Don’t delay engaging available palliative and hospice care services in the emergency department for patients likely to benefit.
Palliative care is medical care that provides comfort and relief of symptoms for patients who have chronic and/or incurable diseases. Hospice care is palliative care for those patients in the final few months of life. Emergency physicians should engage patients who present to the emergency department with chronic or terminal illnesses, and their families, in conversations about palliative care and hospice services. Early referral from the emergency department to hospice and palliative care services can benefit select patients resulting in both improved quality and quantity of life.
Avoid antibiotics and wound cultures in emergency department patients with uncomplicated skin and soft tissue abscesses after successful incision and drainage and with adequate medical follow-up.
Skin and soft tissue infections are a frequent reason for visiting an emergency department. Some infections, called abscesses, become walled off and form pus under the skin. Opening and draining an abscess is the appropriate treatment; antibiotics offer no benefit. Even in abscesses caused by Methicillin-resistant Staphylococcus aureus (MRSA), appropriately selected antibiotics offer no benefit if the abscess has been adequately drained and the patient has a well-functioning immune system. Additionally, culture of the drainage is not needed as the result will not routinely change treatment.

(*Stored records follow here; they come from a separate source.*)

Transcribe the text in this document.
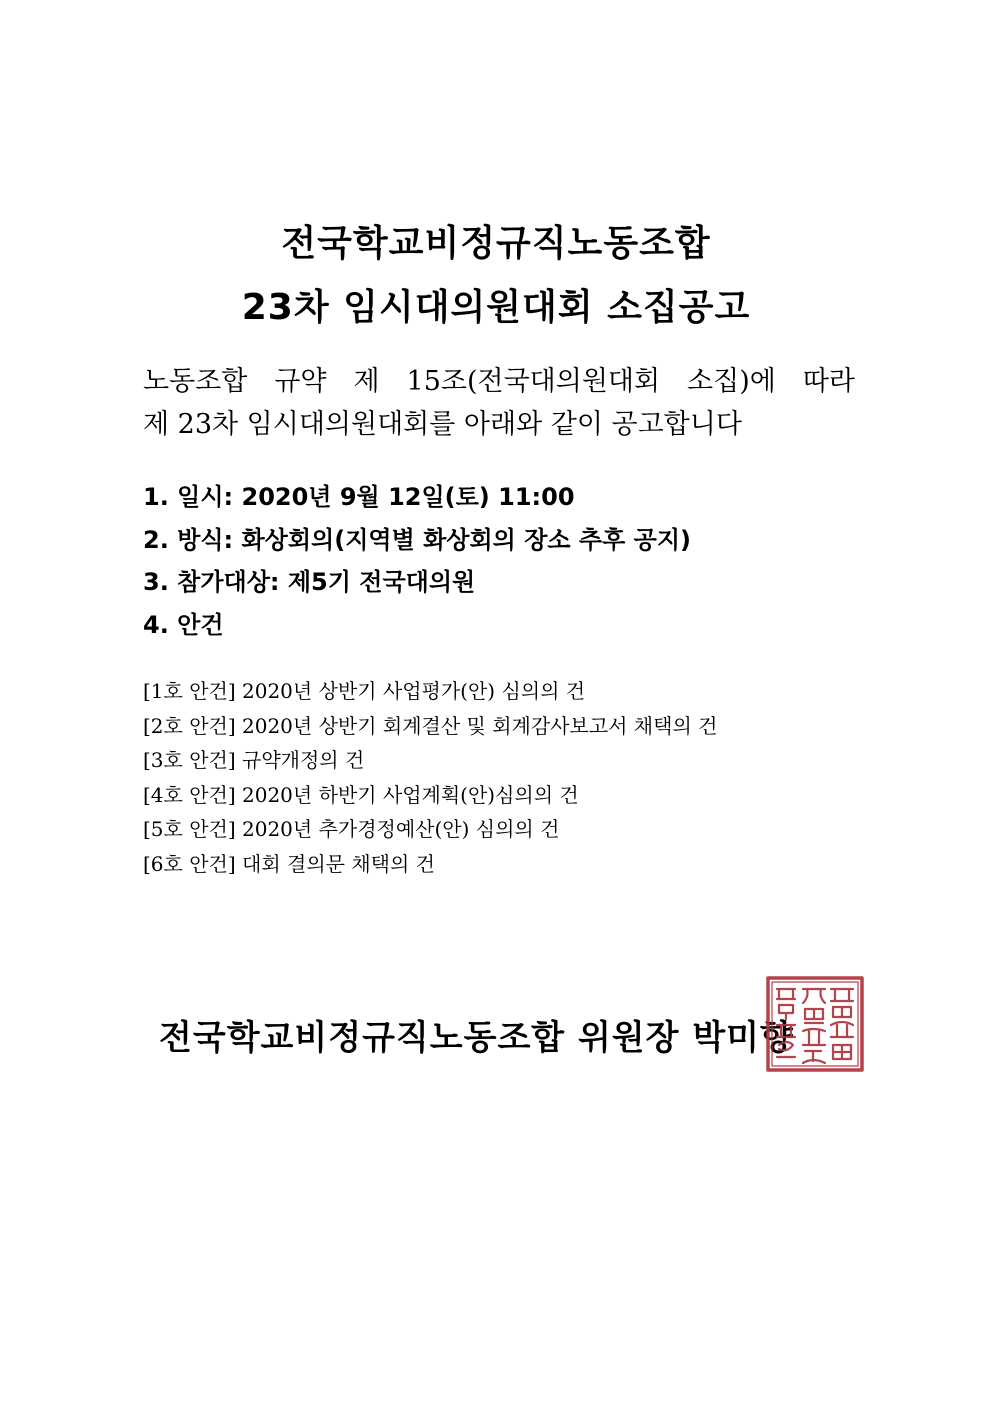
전국학교비정규직노동조합
23차 임시대의원대회 소집공고
노동조합 규약 제 15조(전국대의원대회 소집)에 따라
제 23차 임시대의원대회를 아래와 같이 공고합니다
1. 일시: 2020년 9월 12일(토) 11:00
2. 방식: 화상회의(지역별 화상회의 장소 추후 공지)
3. 참가대상: 제5기 전국대의원
4. 안건
[1호 안건] 2020년 상반기 사업평가(안) 심의의 건
[2호 안건] 2020년 상반기 회계결산 및 회계감사보고서 채택의 건
[3호 안건] 규약개정의 건
[4호 안건] 2020년 하반기 사업계획(안)심의의 건
[5호 안건] 2020년 추가경정예산(안) 심의의 건
[6호 안건] 대회 결의문 채택의 건
전국학교비정규직노동조합 위원장 박미향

Avoid instituting intravenous (IV) fluids before doing a trial of oral rehydration therapy in uncomplicated emergency department cases of mild to moderate dehydration in children.
Many children who come to the emergency department with dehydration require fluid replacement. To avoid the pain and potential complications of an IV catheter, it is preferable to give these fluids by mouth. Giving a medication for nausea may allow patients with nausea and vomiting to accept fluid replenishment orally. This strategy can eliminate the need for an IV. It is best to give these medications early during the ED visit, rather than later, in order to allow time for them to work optimally.
How This List Was Created
ACEP developed five Choosing Wisely® recommendations through a multi-step process that included input from ACEP members, an expert panel of emergency physicians and the ACEP Board of Directors. In 2012, ACEP appointed a task force to address cost effective emergency care. The Cost Effective Care Task Force conducted a survey that was open to all ACEP members asking for strategies to reduce cost and improve value in emergency medicine. The task force received over 200 individual suggestions, which were grouped into a set of strategies. A technical expert panel, including representatives from all aspects of emergency medicine practice, reviewed and prioritized the recommendations using a modified Delphi technique. The panel prioritized the strategies using multiple rounds of voting based on contribution to cost reduction, benefit to patients and actionability by emergency physicians. A literature review including data on cost was assembled for the highest-rated strategies. Strategies were further refined and a final list of strategies that received majority support of the panelists was created. Five of these were ultimately selected by the Board of Directors to be included in Choosing Wisely®.
ACEP's disclosure and conflict of interest policy can be found online.